Rainforests Close to Home - A Brief Glimpse at America's Rainforests


Wichita Tree

Some people believe that rain forests are only present in exotic locales, but you don't have to travel to Ecuador, Australia, or the Congo to see these amazing ecosystems. There are several right here in the U.S. that you can visit, and they're nothing to scoff at. In fact, one of the largest rain forests in the world is located in the United States!

There are a few qualifying features of a rain forest:

  • They are areas that get 75 inches or more of rain each year.
  • They are highly dense with trees.
  • They house a wide range of plant and animal species.

Read on to find out more about the rainforests of America. Most of them are temperate, which isn't what most people think of as rainforests, but they still all meet the requirements above.

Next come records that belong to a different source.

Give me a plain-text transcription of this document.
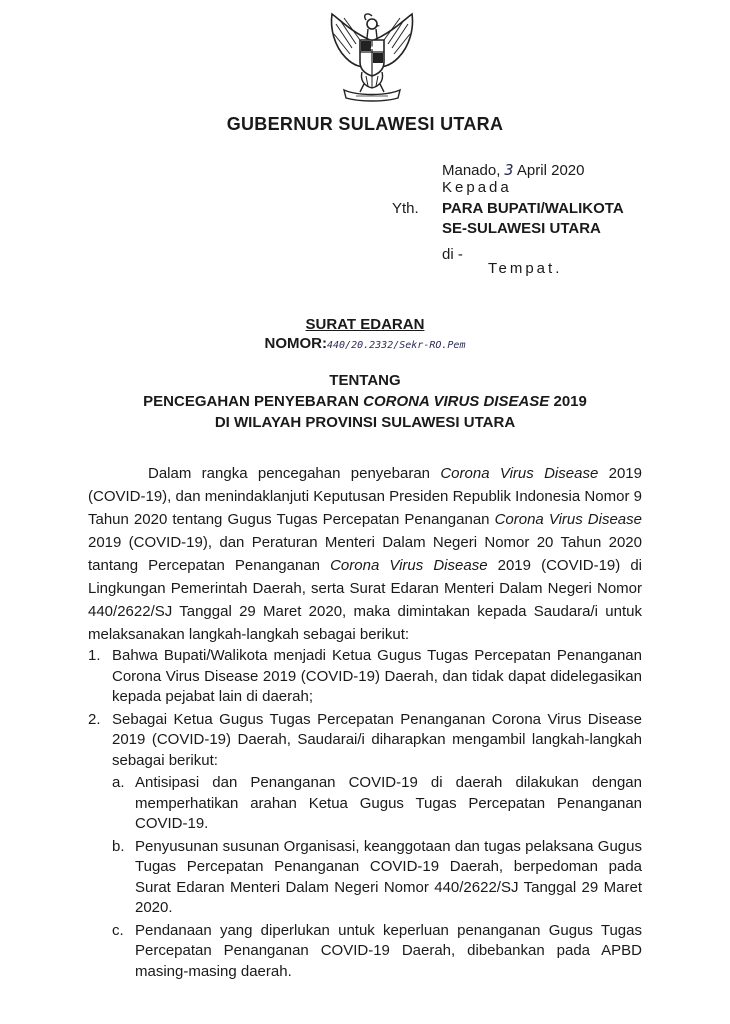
GUBERNUR SULAWESI UTARA
Manado, 3 April 2020
Kepada
Yth. PARA BUPATI/WALIKOTA
SE-SULAWESI UTARA
di -
Tempat.
SURAT EDARAN
NOMOR:440/20.2332/Sekr-RO.Pem
TENTANG
PENCEGAHAN PENYEBARAN CORONA VIRUS DISEASE 2019
DI WILAYAH PROVINSI SULAWESI UTARA

Dalam rangka pencegahan penyebaran Corona Virus Disease 2019 (COVID-19), dan menindaklanjuti Keputusan Presiden Republik Indonesia Nomor 9 Tahun 2020 tentang Gugus Tugas Percepatan Penanganan Corona Virus Disease 2019 (COVID-19), dan Peraturan Menteri Dalam Negeri Nomor 20 Tahun 2020 tantang Percepatan Penanganan Corona Virus Disease 2019 (COVID-19) di Lingkungan Pemerintah Daerah, serta Surat Edaran Menteri Dalam Negeri Nomor 440/2622/SJ Tanggal 29 Maret 2020, maka dimintakan kepada Saudara/i untuk melaksanakan langkah-langkah sebagai berikut:

1. Bahwa Bupati/Walikota menjadi Ketua Gugus Tugas Percepatan Penanganan Corona Virus Disease 2019 (COVID-19) Daerah, dan tidak dapat didelegasikan kepada pejabat lain di daerah;
2. Sebagai Ketua Gugus Tugas Percepatan Penanganan Corona Virus Disease 2019 (COVID-19) Daerah, Saudarai/i diharapkan mengambil langkah-langkah sebagai berikut:
a. Antisipasi dan Penanganan COVID-19 di daerah dilakukan dengan memperhatikan arahan Ketua Gugus Tugas Percepatan Penanganan COVID-19.
b. Penyusunan susunan Organisasi, keanggotaan dan tugas pelaksana Gugus Tugas Percepatan Penanganan COVID-19 Daerah, berpedoman pada Surat Edaran Menteri Dalam Negeri Nomor 440/2622/SJ Tanggal 29 Maret 2020.
c. Pendanaan yang diperlukan untuk keperluan penanganan Gugus Tugas Percepatan Penanganan COVID-19 Daerah, dibebankan pada APBD masing-masing daerah.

While they aren't conveniently located all around the country, you can easily include a visit to one of these natural beauties on your next vacation or make a special trip to enjoy everything nature has to offer if you live in one of these areas.

Alaska's Tongass National Forest

By far the nation's largest rainforest, Tongass covers 16.9 million acres, making it the United States' largest national park as well. It has been exposed to clearcutting in the past, but the Wilderness Society and other organizations are seeking to protect the old-growth timber there, including Sitka spruce, western hemlock, and western red cedar.

Washington's Hoh Rainforest

Located within Olympic National Park, the Hoh Rainforest is known for many things, including subalpine forests, wildflower meadows, and rocky beaches all within miles of one another. This park contains a 48-mile stretch of Pacific coastline, and just miles away, visitors can see the largest unmanaged herd of Roosevelt elk in the Pacific Northwest.

Alaska's Chugach National Forest

At only one-third the size of Tongass, Chugach National Forest doesn't lack anything in its ability to amaze. Although it's only 500 miles south of the Arctic Circle you'd never know it when visiting this national forest. Wetlands, lush forests, and a wide variety of animal life, from bald eagles to salmon to moose, can all be found there.

Puerto Rico's El Yunque National Forest

The El Yunque National Forest is the only tropical rainforest in the United States; therefore, visiting this rainforest will give you the experience that you probably envision. Palms, dwarf broadleaf trees, and orchids make up the varied landscape, and visitors can observe animals seen almost nowhere else, including fruit bats, coqui tree frogs, and an endangered parrot, the Puerto Rican amazon.

Knowing that America is home to rainforests - as well as deserts, plains, mountains, and forests - shows us that we truly do live in an amazing place. If you have the opportunity to visit one or all of these U.S. rainforests, we strongly encourage you to take the chance to explore these rare, beautiful, and striking pieces of the American landscape!